To install RRF package from CRAN, type the following commands in R environment:

install.pacakges("RRF")

Please refer to the link here for more details.

Python installation

ConSReg can be installed by pip:

pip install ConSReg

Sometime rpy2 may throw out error message when imported in Python. This problem may arise because rpy2 was built with the R version that is different from the one it is linked to when imported in Python. To fix this, you may remove rpy2 package then reinstall it with 'no-cache-dir' flag:

pip install ConSReg --no-cache-dir

Alternatively, you may want to install ConSReg in development mode to be able to edit the package by yourself. To do so, simply git clone this repository and then under the directory that contains setup.py, type in:

pip install -e .

2. Sample datasets

Sample datasets can be found in data folder.

3. Input files and format

ConSReg can take three types of genomic data as inputs:

1. Open chromatin position information from ATAC-seq data, represented as a bed file, which should include three columns: Column1 represents chromosome name (e.g, chr1, chr2); Column2 represents start position of an open chromatin region; Column3 represents end position of an open chromatin region (See also the sample data files under data/atac_seq_all_peaks in this repository)

2. TF binding location information from DAP-seq/ChIP-seq data, represented as narrowPeak files, which should contain the same types of columns stated for ATAC-seq data (See also the sample data files under data/dap_seq_all_peaks in this repository).

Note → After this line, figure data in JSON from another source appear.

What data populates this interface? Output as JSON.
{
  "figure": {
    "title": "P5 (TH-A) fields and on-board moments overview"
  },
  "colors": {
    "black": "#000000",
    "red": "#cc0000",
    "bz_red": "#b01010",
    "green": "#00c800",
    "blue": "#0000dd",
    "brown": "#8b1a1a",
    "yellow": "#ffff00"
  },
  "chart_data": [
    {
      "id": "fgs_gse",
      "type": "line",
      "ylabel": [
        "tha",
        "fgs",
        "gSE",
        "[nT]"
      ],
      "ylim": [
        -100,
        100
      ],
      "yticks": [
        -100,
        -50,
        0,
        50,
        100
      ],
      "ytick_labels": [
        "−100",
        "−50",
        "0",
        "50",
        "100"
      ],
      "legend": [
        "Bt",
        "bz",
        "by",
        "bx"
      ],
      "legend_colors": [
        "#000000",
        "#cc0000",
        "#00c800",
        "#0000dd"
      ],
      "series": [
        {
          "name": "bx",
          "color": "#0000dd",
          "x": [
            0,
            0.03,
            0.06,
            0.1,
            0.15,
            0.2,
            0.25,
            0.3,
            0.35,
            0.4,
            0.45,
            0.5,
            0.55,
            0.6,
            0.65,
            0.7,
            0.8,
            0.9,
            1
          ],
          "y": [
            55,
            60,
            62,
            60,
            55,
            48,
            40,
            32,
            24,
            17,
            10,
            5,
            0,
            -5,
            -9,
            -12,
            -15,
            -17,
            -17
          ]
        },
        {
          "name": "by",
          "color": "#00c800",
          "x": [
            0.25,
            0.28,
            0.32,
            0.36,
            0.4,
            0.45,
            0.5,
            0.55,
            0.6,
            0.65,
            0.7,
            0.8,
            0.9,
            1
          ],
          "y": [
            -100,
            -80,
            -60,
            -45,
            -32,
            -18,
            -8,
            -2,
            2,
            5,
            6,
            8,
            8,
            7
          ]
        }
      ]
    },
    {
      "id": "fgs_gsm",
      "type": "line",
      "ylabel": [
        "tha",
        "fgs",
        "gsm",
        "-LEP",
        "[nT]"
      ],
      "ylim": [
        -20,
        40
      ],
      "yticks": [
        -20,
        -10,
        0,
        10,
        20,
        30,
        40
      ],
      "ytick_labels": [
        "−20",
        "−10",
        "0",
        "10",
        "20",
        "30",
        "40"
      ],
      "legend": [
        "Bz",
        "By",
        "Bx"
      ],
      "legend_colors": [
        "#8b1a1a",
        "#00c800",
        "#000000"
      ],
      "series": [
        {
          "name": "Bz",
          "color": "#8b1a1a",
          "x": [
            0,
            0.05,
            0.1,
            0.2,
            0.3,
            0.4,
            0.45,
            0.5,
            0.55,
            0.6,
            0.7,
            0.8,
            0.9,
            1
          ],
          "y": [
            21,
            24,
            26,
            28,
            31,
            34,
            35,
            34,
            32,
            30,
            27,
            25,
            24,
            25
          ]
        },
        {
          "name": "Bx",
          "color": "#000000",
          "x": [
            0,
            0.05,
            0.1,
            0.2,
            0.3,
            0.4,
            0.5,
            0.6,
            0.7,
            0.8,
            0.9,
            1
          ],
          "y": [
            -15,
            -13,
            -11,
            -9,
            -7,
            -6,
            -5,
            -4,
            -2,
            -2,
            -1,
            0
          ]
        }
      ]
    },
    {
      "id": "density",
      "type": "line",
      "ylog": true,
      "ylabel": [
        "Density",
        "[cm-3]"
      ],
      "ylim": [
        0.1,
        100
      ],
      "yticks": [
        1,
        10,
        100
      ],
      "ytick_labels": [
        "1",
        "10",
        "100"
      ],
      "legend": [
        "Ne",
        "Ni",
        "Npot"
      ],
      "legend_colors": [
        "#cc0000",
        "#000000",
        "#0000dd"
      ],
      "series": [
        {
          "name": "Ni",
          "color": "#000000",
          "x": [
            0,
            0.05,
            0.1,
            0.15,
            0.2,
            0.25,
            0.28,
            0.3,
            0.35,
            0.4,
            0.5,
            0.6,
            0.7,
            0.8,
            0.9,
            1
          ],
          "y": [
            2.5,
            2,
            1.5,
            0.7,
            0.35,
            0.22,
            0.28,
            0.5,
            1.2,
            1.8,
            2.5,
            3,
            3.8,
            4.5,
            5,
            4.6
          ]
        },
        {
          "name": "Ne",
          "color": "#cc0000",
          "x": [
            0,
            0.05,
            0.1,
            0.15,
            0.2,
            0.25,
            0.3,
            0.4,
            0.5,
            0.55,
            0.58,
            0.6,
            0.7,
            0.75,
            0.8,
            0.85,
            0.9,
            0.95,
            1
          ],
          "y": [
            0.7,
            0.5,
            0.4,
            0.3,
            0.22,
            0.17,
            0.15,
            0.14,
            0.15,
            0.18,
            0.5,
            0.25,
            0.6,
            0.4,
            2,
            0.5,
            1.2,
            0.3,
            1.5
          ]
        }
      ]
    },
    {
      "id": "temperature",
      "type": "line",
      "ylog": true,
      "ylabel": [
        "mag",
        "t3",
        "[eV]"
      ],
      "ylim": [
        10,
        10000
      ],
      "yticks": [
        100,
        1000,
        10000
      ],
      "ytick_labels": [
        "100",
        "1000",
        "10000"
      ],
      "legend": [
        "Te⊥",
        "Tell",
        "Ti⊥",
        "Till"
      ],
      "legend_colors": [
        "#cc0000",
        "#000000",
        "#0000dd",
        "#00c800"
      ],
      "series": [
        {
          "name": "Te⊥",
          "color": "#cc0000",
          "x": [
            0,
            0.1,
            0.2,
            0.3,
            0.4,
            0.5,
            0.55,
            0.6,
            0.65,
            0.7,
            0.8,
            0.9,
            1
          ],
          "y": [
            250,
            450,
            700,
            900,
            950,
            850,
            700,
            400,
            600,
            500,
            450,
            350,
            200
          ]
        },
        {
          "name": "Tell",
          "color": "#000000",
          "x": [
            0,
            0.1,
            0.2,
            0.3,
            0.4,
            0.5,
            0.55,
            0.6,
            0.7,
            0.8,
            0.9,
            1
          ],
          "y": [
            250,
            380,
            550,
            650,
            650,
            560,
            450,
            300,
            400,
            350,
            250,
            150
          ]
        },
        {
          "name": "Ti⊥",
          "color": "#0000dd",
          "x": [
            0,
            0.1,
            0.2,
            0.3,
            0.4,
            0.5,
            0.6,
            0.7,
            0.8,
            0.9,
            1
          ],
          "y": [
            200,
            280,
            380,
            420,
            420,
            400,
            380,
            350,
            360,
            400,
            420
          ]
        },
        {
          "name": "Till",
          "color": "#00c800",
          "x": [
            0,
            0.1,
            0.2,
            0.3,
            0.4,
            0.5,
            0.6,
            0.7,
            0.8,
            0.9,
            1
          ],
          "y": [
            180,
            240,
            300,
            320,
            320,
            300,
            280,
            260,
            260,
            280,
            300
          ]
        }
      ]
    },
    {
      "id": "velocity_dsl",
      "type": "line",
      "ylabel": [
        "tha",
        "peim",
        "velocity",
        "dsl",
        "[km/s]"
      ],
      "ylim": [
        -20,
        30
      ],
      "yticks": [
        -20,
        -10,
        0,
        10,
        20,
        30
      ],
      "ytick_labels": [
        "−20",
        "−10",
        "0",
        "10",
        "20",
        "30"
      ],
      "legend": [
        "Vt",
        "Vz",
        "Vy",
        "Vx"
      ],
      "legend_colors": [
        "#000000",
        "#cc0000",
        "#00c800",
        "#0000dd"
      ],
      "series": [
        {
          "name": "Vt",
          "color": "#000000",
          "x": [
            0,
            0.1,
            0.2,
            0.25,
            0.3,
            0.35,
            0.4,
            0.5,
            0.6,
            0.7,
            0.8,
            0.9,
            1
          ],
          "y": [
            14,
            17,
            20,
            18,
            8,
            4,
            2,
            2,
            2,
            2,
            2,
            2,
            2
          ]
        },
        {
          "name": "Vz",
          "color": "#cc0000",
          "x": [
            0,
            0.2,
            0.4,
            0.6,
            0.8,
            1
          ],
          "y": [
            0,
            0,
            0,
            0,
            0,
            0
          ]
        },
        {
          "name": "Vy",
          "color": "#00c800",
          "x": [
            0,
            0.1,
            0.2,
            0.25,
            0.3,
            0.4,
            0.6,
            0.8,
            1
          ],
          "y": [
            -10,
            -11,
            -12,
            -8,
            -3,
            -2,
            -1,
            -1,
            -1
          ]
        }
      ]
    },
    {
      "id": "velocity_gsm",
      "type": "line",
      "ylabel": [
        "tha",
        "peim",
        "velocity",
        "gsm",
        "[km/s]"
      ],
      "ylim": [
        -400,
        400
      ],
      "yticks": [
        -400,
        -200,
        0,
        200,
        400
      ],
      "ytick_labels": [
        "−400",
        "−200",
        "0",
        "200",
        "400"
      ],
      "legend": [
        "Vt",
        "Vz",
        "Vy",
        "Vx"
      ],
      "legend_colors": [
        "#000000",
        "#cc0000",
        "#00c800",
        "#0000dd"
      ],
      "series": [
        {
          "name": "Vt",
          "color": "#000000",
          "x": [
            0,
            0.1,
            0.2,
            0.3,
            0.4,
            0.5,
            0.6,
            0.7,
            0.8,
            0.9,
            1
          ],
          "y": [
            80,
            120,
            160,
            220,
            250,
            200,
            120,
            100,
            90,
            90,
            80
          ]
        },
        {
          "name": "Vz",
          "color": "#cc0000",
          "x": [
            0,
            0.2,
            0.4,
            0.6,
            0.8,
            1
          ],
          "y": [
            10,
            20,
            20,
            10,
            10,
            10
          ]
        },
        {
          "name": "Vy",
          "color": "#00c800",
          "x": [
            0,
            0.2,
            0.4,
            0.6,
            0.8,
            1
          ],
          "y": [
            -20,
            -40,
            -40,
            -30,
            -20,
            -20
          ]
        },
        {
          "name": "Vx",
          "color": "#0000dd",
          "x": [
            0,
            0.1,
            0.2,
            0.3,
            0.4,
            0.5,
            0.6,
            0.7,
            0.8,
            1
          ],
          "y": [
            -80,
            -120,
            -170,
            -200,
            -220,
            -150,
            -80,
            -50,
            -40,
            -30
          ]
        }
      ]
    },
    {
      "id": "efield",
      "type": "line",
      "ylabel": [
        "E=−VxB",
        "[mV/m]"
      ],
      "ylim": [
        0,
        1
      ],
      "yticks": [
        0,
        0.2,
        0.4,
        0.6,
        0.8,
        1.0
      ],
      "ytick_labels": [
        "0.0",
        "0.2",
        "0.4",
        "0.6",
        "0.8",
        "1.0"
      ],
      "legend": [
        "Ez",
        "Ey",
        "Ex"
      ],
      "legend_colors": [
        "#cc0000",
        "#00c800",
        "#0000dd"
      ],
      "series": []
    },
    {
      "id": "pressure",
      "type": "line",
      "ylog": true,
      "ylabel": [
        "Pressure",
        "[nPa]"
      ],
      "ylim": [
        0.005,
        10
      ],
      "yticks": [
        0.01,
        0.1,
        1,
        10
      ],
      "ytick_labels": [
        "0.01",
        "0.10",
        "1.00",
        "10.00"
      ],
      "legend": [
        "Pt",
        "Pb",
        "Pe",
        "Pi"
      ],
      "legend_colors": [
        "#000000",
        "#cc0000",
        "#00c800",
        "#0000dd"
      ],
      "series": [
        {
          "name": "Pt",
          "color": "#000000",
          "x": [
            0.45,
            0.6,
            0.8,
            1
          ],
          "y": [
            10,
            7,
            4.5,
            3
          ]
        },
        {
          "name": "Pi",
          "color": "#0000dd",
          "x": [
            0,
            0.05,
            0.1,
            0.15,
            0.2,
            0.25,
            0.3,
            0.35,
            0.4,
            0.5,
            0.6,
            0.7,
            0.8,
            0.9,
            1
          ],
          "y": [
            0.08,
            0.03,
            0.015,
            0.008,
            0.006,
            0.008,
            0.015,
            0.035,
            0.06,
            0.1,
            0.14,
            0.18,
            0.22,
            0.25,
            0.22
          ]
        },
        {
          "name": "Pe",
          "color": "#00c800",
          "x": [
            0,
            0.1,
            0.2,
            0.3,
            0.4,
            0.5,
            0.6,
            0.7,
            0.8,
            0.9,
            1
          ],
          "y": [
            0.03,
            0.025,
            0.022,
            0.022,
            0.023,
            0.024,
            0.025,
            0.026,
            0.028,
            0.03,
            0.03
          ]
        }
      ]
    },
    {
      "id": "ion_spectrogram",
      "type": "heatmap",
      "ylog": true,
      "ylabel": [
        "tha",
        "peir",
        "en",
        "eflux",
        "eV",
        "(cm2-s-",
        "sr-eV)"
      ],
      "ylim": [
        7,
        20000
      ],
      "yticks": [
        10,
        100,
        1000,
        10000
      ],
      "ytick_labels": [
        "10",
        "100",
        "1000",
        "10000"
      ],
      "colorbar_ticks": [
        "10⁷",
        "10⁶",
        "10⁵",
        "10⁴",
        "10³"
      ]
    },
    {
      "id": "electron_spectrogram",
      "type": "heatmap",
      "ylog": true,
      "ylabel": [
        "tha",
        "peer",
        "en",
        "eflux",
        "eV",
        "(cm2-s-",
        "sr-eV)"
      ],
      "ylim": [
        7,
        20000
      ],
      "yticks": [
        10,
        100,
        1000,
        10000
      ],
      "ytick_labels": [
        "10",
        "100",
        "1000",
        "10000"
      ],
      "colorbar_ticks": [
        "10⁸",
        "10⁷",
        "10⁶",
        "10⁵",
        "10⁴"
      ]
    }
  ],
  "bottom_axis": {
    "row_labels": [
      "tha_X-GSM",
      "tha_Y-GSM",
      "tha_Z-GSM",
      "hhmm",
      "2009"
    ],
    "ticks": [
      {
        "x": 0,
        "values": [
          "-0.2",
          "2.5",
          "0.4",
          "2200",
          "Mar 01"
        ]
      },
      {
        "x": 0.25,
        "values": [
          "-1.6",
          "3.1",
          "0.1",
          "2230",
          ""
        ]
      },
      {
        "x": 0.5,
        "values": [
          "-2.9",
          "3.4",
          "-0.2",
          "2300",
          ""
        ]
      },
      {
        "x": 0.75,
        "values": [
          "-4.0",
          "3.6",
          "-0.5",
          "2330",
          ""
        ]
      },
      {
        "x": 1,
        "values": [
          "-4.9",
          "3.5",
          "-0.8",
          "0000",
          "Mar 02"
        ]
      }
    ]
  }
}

Note that the binding information for different TFs should be in separate files and each file is named by the name of the corresponding TF. For example, file “AT1G01060.narrowPeak” contains only the TF binding locations for the TF “AT1G01060”.

3. Differentially expressed gene (DEG) information from RNA-seq/microarray data, represented as comma-separated values (CSV) table files, which should contain four columns: The first column represents gene name; a column named “baseMean” that represents mean expression for the gene; a column named “log2FoldChange” that represents log2-scaled fold change; a column named “padj” that represents the adjusted p-values from statistical test for differential expressions. This type of DEG information usually could be generated from DESeq2 package (See DESeq2 page for more information: https://bioconductor.org/packages/release/bioc/html/DESeq2.html). ConSReg can take multiple DEG tables as inputs and each table corresponds to a DEG analysis from one experiment.

4. Analysis steps

We provide code for analyzing the sample datasets in two jupyter notebooks located in the root folder of this project: bulk_analysis.ipynb (for bulk RNA-seq data) and single_cell_analysis.ipynb (for single cell RNA-seq data).

4. Publication

Please cite the followint paper if you use ConSReg in your research:
Qi Song, Jiyoung Lee, Shamima Akter, Ruth Grene, Song Li. "Prediction of condition-specific regulatory genes using machine learning." Nucleic acids research 48.11 (2020): e62-e62.